LAUSR

Mixed lead–tin perovskite solar cells (LTPSCs) with an ideal bandgap are demonstrated as a promising candidate to reach higher power conversion efficiency (PCE) than their Pb‐counterparts. Herein, a Br‐free mixed lead–tin perovskite material, FA0.8MA0.2Pb0.8Sn0.2I3, with a bandgap of 1.33 eV, as a perovskite absorber, is selected. Through density functional theory calculations and optoelectronic techniques, it is demonstrated that both Pb‐ and Sn‐related A‐site vacancies are pushed into deeper energetic depth, causing severe nonradiative recombination. Hence, a selective targeting anchor strategy that employs phenethylammonium iodide and ethylenediamine diiodide as co‐modifiers to selectively anchor with Pb‐ and Sn‐related active sites and passivate bimetallic traps, respectively, is established.
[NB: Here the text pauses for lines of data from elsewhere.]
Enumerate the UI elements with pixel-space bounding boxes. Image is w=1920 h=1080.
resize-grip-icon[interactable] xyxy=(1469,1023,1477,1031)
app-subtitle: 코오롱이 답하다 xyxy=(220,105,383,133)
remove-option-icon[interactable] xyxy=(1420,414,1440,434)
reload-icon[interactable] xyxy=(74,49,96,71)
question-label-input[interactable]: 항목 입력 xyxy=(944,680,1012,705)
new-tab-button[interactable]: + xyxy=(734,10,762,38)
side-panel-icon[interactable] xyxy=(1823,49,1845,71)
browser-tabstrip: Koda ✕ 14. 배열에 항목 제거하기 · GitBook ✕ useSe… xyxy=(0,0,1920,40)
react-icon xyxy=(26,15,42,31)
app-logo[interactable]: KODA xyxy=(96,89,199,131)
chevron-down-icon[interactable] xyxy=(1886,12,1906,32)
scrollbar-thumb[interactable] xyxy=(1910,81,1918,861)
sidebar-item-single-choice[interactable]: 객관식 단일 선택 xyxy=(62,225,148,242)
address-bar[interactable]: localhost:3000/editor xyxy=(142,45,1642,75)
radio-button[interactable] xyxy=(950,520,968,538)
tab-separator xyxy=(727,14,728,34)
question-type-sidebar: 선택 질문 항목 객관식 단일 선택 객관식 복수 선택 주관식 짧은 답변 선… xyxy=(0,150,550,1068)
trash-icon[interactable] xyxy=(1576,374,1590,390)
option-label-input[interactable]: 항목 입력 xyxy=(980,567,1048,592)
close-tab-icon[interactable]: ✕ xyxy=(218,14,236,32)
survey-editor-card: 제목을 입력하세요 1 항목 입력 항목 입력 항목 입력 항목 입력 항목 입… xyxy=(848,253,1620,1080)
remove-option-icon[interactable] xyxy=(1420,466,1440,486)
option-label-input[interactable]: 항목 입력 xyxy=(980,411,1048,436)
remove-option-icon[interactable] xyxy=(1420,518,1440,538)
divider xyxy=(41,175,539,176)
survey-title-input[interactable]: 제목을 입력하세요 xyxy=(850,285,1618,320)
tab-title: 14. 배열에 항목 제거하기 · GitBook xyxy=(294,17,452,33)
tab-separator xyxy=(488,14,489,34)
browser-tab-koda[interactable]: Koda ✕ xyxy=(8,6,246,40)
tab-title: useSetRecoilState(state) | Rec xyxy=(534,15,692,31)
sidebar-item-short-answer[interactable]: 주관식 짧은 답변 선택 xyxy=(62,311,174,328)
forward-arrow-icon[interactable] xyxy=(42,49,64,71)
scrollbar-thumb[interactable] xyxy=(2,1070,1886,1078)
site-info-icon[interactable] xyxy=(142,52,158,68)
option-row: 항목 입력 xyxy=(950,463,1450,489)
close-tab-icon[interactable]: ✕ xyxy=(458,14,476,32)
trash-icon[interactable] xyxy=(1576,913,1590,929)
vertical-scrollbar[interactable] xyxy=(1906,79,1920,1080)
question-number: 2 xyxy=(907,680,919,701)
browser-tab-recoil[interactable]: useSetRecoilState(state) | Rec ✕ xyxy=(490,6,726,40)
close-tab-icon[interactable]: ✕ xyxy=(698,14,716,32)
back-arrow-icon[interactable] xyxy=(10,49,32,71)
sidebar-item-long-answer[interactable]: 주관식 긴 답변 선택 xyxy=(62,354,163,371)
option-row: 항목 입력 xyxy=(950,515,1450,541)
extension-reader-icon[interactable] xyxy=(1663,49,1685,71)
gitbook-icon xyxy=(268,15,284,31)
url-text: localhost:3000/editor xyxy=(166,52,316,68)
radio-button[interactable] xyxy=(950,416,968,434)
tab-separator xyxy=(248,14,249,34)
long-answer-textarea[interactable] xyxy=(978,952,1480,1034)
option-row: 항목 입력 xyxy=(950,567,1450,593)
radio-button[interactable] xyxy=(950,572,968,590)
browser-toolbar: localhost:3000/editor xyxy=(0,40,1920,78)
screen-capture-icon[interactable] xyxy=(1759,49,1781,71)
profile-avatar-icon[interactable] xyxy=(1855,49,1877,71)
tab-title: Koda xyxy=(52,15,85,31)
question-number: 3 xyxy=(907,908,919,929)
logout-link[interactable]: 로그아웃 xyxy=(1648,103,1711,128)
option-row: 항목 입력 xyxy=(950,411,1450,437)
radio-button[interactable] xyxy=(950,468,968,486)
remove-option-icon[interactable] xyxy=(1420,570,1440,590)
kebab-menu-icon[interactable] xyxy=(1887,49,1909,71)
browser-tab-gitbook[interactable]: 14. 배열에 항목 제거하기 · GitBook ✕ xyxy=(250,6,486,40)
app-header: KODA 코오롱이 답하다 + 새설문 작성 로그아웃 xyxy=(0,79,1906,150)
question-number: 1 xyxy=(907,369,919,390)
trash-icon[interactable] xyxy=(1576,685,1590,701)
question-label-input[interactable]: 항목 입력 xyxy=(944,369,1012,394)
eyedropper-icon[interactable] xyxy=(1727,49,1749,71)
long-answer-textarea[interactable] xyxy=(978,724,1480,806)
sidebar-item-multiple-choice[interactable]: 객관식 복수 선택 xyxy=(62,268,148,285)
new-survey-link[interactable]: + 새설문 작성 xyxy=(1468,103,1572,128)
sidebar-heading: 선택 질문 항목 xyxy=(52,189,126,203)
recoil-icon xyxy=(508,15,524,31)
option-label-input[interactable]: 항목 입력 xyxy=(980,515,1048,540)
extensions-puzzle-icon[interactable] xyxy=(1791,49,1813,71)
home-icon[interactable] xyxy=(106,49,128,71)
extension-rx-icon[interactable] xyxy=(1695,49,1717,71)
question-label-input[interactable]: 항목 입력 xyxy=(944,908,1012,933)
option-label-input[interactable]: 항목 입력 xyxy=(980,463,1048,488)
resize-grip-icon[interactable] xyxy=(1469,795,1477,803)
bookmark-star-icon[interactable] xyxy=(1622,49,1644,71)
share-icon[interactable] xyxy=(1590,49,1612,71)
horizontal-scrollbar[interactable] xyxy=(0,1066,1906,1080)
Furthermore, the selectivity of the molecular oriented anchor passivation is demonstrated through energetic depth specificity of Pb‐ and Sn‐related traps. As a result, a substantially enhanced open‐circuit voltage (VOC) from 0.79 to 0.90 V for the LTPSCs is achieved, yielding a champion PCE of 22.51%, which is the highest PCE among the reported ideal‐bandgap PSCs. The VOC loss is reduced to 0.43 V.